Illustration by Jing Wei

ERISA Protections

Prompted by the spectacular Stude­baker failure in the mid 1960s, where thousands of employees lost their jobs and their pensions, the Employee Retirement Income Security Act (ERISA) celebrated its 35th anniversary of protecting the future financial security of retired U.S. workers in 2009. ERISA is enforced by the Department of Labor’s Employee Benefits Security Administration (EBSA), which shares duties with the Internal Revenue Service (IRS) and the Pension Benefit Guaranty Corporation (PBGC). While the IRS audits plans for participant eligibility, vesting, and funding requirements to ensure compliance, the PBGC insures defined benefit plan benefits when companies default.

Focusing on fiduciary, reporting, and disclosure requirements, EBSA conducts investigations of fiduciaries and service providers to ensure that they operate plans in the participants’ best interests. EBSA corrects violations and litigates.
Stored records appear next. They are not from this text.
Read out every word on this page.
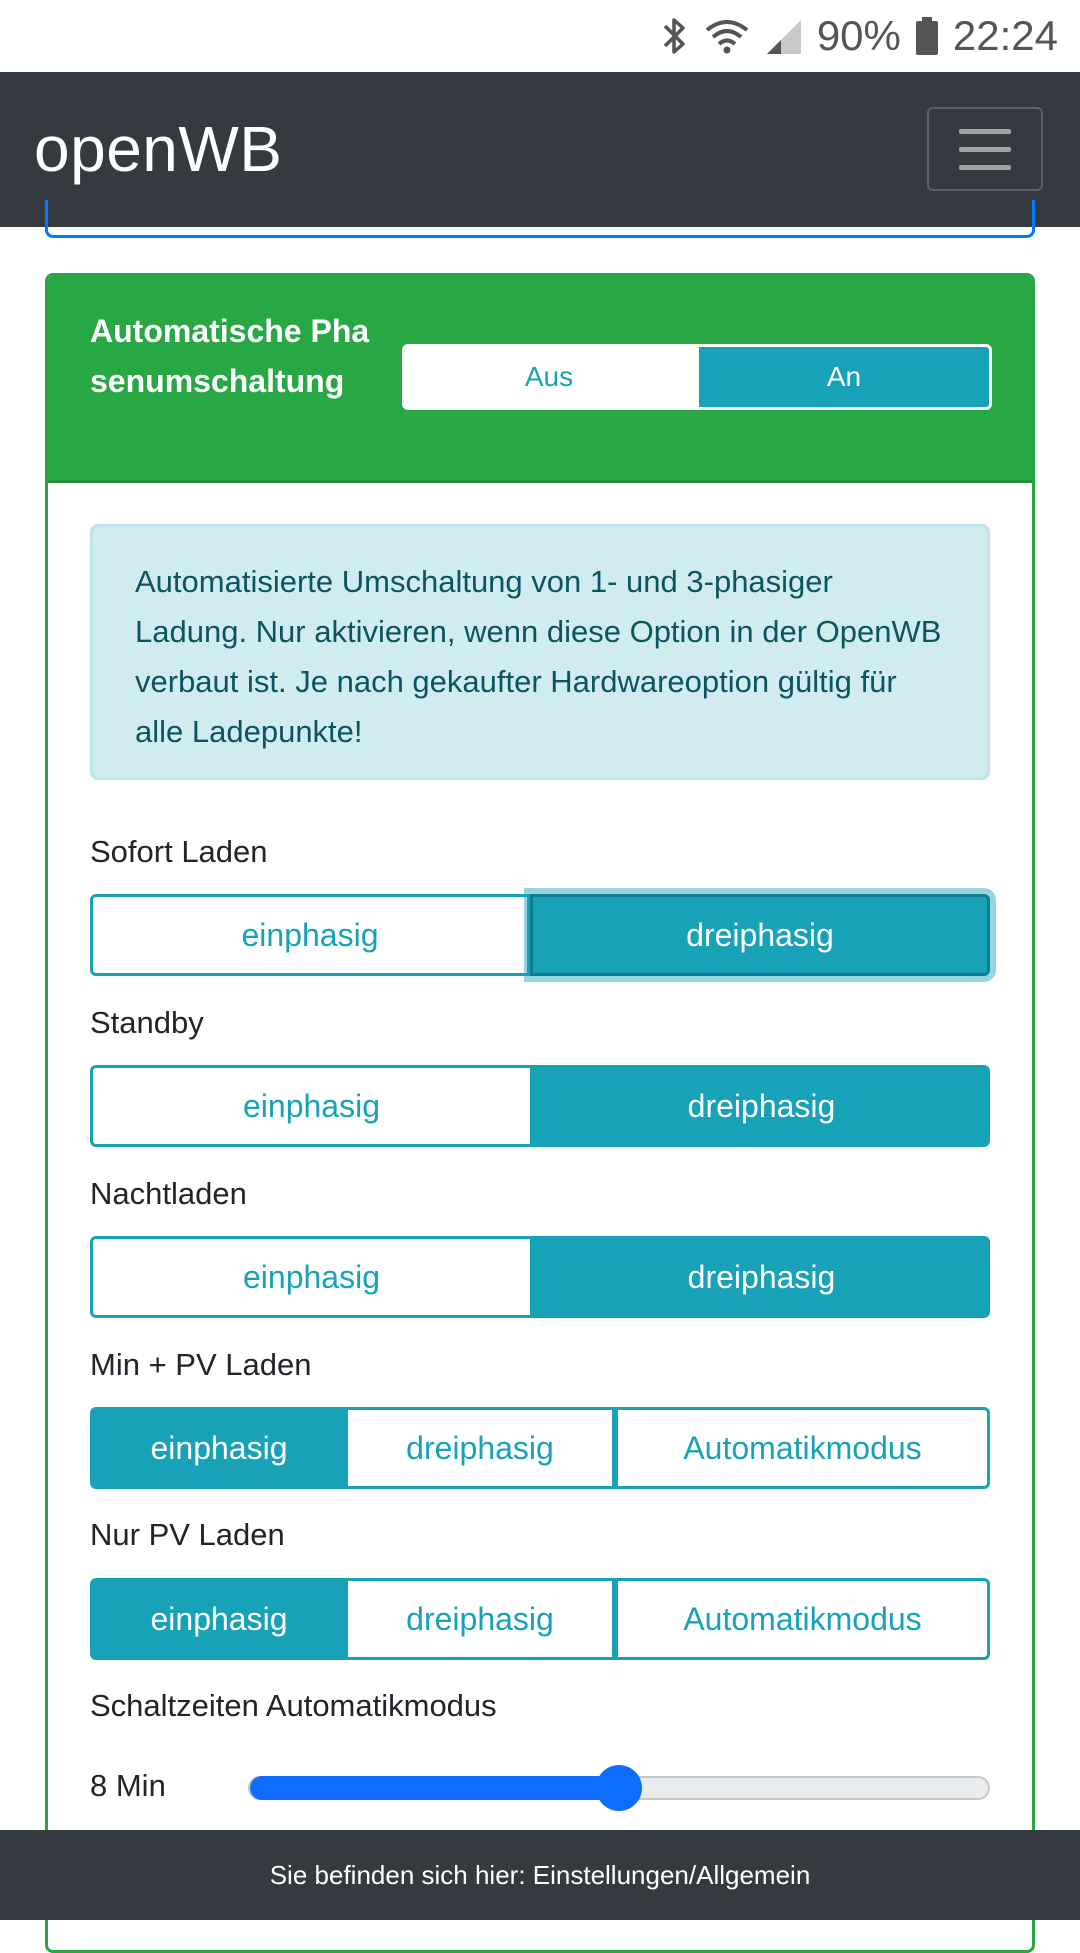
90% 22:24
openWB
Automatische Phasenumschaltung	Aus	An
Automatisierte Umschaltung von 1- und 3-phasiger Ladung. Nur aktivieren, wenn diese Option in der OpenWB verbaut ist. Je nach gekaufter Hardwareoption gültig für alle Ladepunkte!
Sofort Laden
einphasig	dreiphasig
Standby
einphasig	dreiphasig
Nachtladen
einphasig	dreiphasig
Min + PV Laden
einphasig	dreiphasig	Automatikmodus
Nur PV Laden
einphasig	dreiphasig	Automatikmodus
Schaltzeiten Automatikmodus
8 Min
Sie befinden sich hier: Einstellungen/Allgemein
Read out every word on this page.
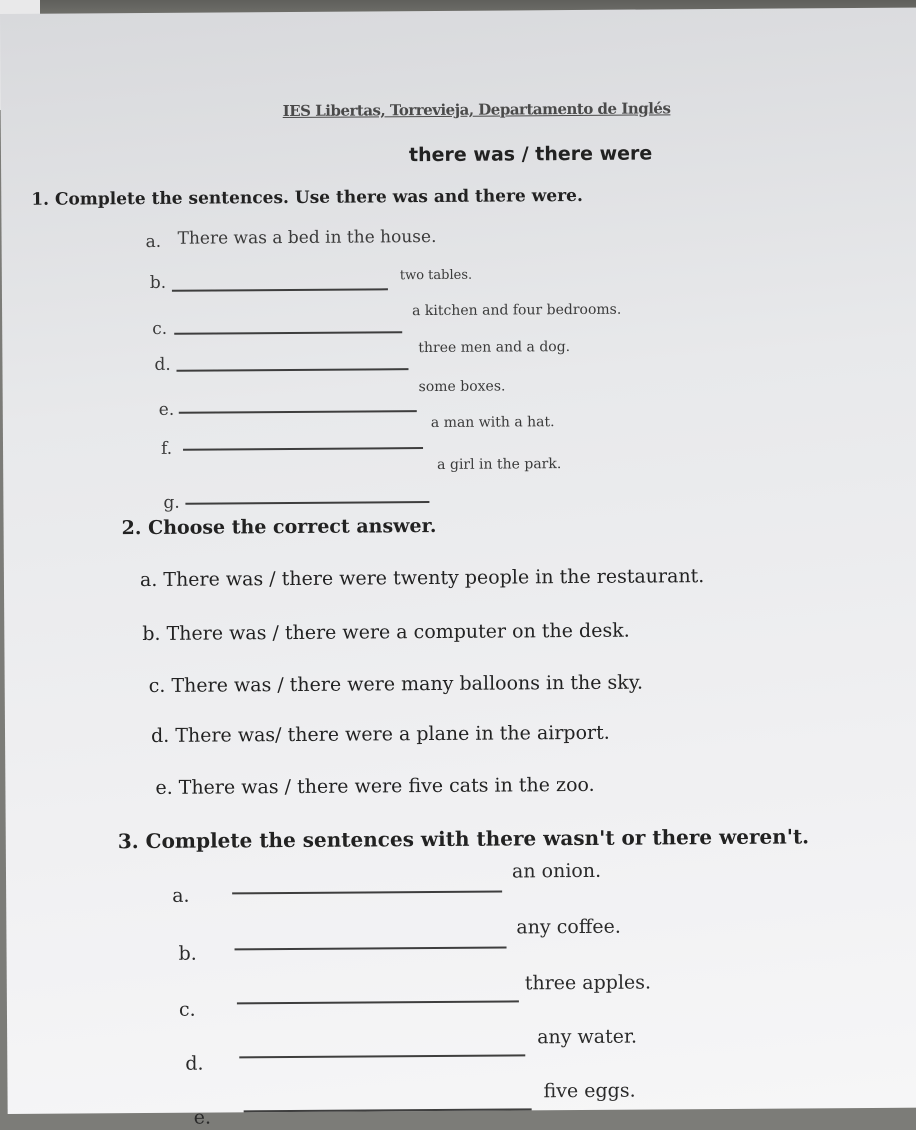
IES Libertas, Torrevieja, Departamento de Inglés
there was / there were
1. Complete the sentences. Use there was and there were.
a. There was a bed in the house.
b.	two tables.
c.
a kitchen and four bedrooms.
d.
three men and a dog.
e.
some boxes.
f.
a man with a hat.
g.
a girl in the park.
2. Choose the correct answer.
a. There was / there were twenty people in the restaurant.
b. There was / there were a computer on the desk.
c. There was / there were many balloons in the sky.
d. There was/ there were a plane in the airport.
e. There was / there were five cats in the zoo.
3. Complete the sentences with there wasn't or there weren't.
a.
an onion.
b.
any coffee.
c.
three apples.
d.
any water.
e.
five eggs.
Its oversight authority extends to nearly 700,000 retirement plans and approximately 2.5 million health plans. These plans cover about 150 million workers and their dependents, and included assets of approximately $5.6 trillion in 2007, when the latest statistics were available. In 2009, EBSA expects to conduct 3,900 civil and criminal cases resulting in nearly $1 billion in enforcement monies.
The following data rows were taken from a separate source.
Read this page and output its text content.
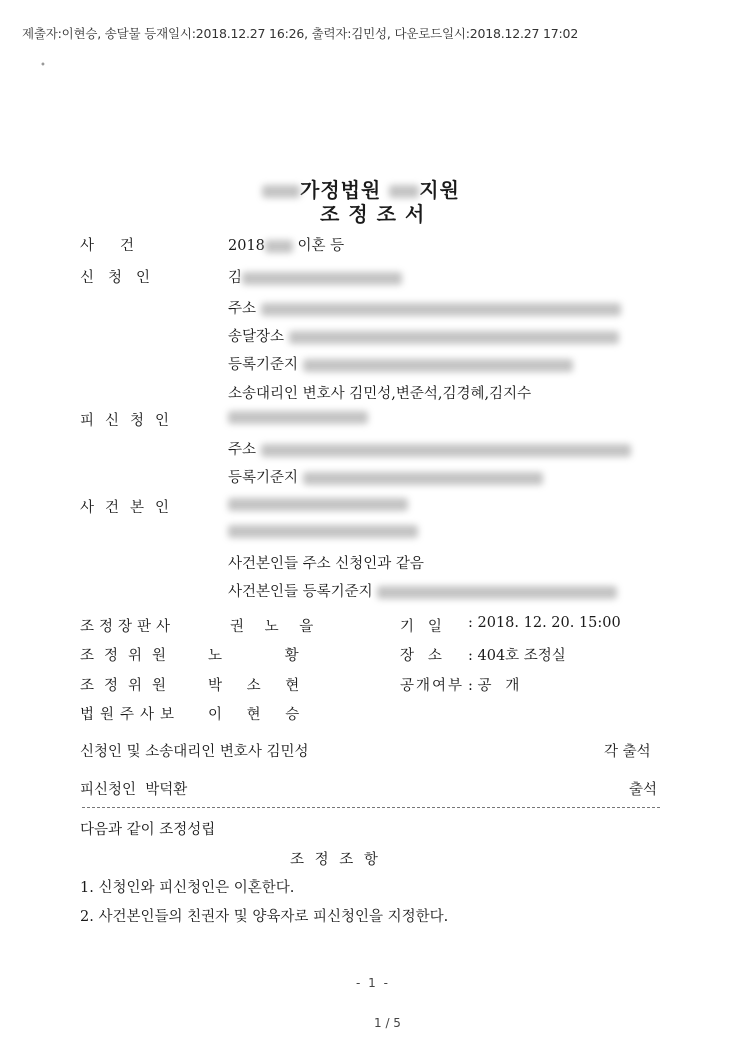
제출자:이현승, 송달물 등재일시:2018.12.27 16:26, 출력자:김민성, 다운로드일시:2018.12.27 17:02
•
가정법원 지원
조정조서
사건	2018 이혼 등
신청인	김
주소
송달장소
등록기준지
소송대리인 변호사 김민성,변준석,김경혜,김지수
피신청인
주소
등록기준지
사건본인
사건본인들 주소 신청인과 같음
사건본인들 등록기준지
조정장판사	권 노 을	기   일 : 2018. 12. 20. 15:00
조정위원 노 황	장   소 : 404호 조정실
조정위원 박 소 현	공개여부 : 공   개
법원주사보 이 현 승
신청인 및 소송대리인 변호사 김민성	각 출석
피신청인  박덕환	출석
다음과 같이 조정성립
조 정 조 항
1. 신청인와 피신청인은 이혼한다.
2. 사건본인들의 친권자 및 양육자로 피신청인을 지정한다.
- 1 -
1 / 5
The confluence of three factors suggests that the number of EBSA investigations and penalties will increase. The first factor is the recession. Whenever the economy dips, participants use the DoL’s toll-free telephone number to complain to Benefit Advisors about their plans. A sizable percentage of EBSA investigations begin based upon these phone calls. Although participants grumbling about plan losses will not automatically trigger an investigation, other factors mentioned while participants are complaining are “red flags” to Benefit Advisors, DoL staffers who provide technical assistance and field complaints.
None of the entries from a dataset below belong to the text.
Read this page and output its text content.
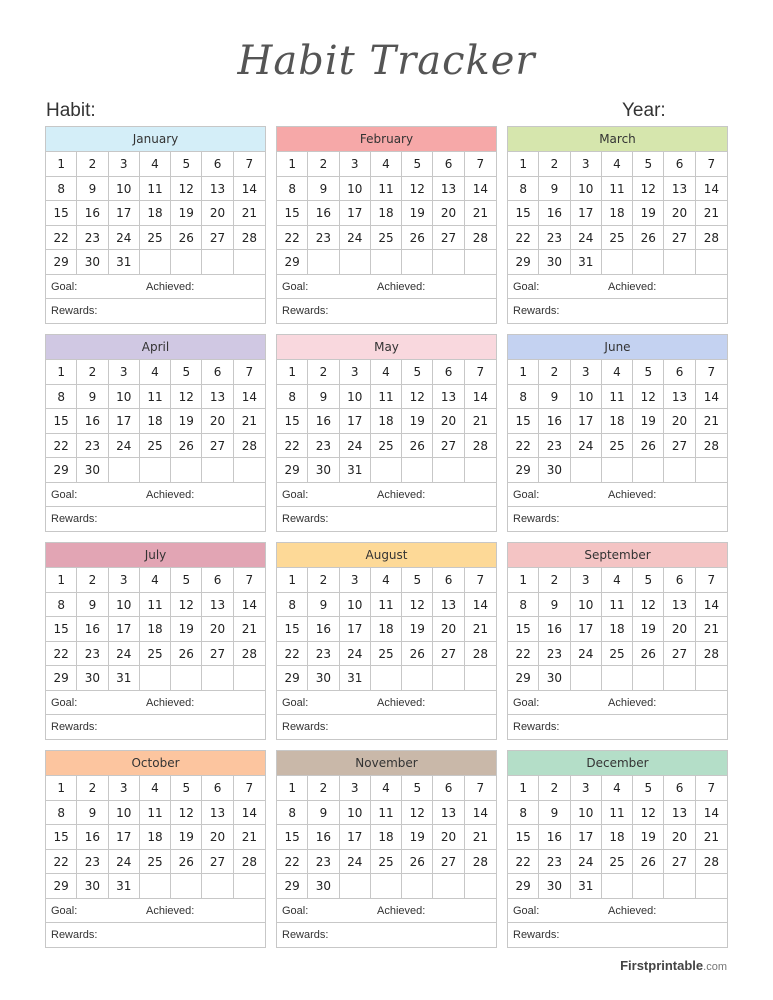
Habit Tracker
Habit:	Year:
January
1	2	3	4	5	6	7
8	9	10	11	12	13	14
15	16	17	18	19	20	21
22	23	24	25	26	27	28
29	30	31
Goal:	Achieved:
Rewards:
February
1	2	3	4	5	6	7
8	9	10	11	12	13	14
15	16	17	18	19	20	21
22	23	24	25	26	27	28
29
Goal:	Achieved:
Rewards:
March
1	2	3	4	5	6	7
8	9	10	11	12	13	14
15	16	17	18	19	20	21
22	23	24	25	26	27	28
29	30	31
Goal:	Achieved:
Rewards:
April
1	2	3	4	5	6	7
8	9	10	11	12	13	14
15	16	17	18	19	20	21
22	23	24	25	26	27	28
29	30
Goal:	Achieved:
Rewards:
May
1	2	3	4	5	6	7
8	9	10	11	12	13	14
15	16	17	18	19	20	21
22	23	24	25	26	27	28
29	30	31
Goal:	Achieved:
Rewards:
June
1	2	3	4	5	6	7
8	9	10	11	12	13	14
15	16	17	18	19	20	21
22	23	24	25	26	27	28
29	30
Goal:	Achieved:
Rewards:
July
1	2	3	4	5	6	7
8	9	10	11	12	13	14
15	16	17	18	19	20	21
22	23	24	25	26	27	28
29	30	31
Goal:	Achieved:
Rewards:
August
1	2	3	4	5	6	7
8	9	10	11	12	13	14
15	16	17	18	19	20	21
22	23	24	25	26	27	28
29	30	31
Goal:	Achieved:
Rewards:
September
1	2	3	4	5	6	7
8	9	10	11	12	13	14
15	16	17	18	19	20	21
22	23	24	25	26	27	28
29	30
Goal:	Achieved:
Rewards:
October
1	2	3	4	5	6	7
8	9	10	11	12	13	14
15	16	17	18	19	20	21
22	23	24	25	26	27	28
29	30	31
Goal:	Achieved:
Rewards:
November
1	2	3	4	5	6	7
8	9	10	11	12	13	14
15	16	17	18	19	20	21
22	23	24	25	26	27	28
29	30
Goal:	Achieved:
Rewards:
December
1	2	3	4	5	6	7
8	9	10	11	12	13	14
15	16	17	18	19	20	21
22	23	24	25	26	27	28
29	30	31
Goal:	Achieved:
Rewards:
Firstprintable.com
Certain complaints often generate greater scrutiny by Benefit Advisors. For example, if participants have difficulty obtaining routine documents from employers, such as participant statements or summary plan descriptions, then EBSA’s concern is heightened. Additionally, EBSA is more serious whenever it becomes aware that, potentially, there is a problem with late payrolls or other troubles involving employee contributions being forwarded to fund the plan. This is especially true if the participant also is describing other financial problems that the employer is experiencing. When participants have difficulty obtaining statements that previously were readily available, EBSA becomes concerned that participant contributions may be delinquent or missing or worse, or that contributions have been used by the employer to keep the business afloat.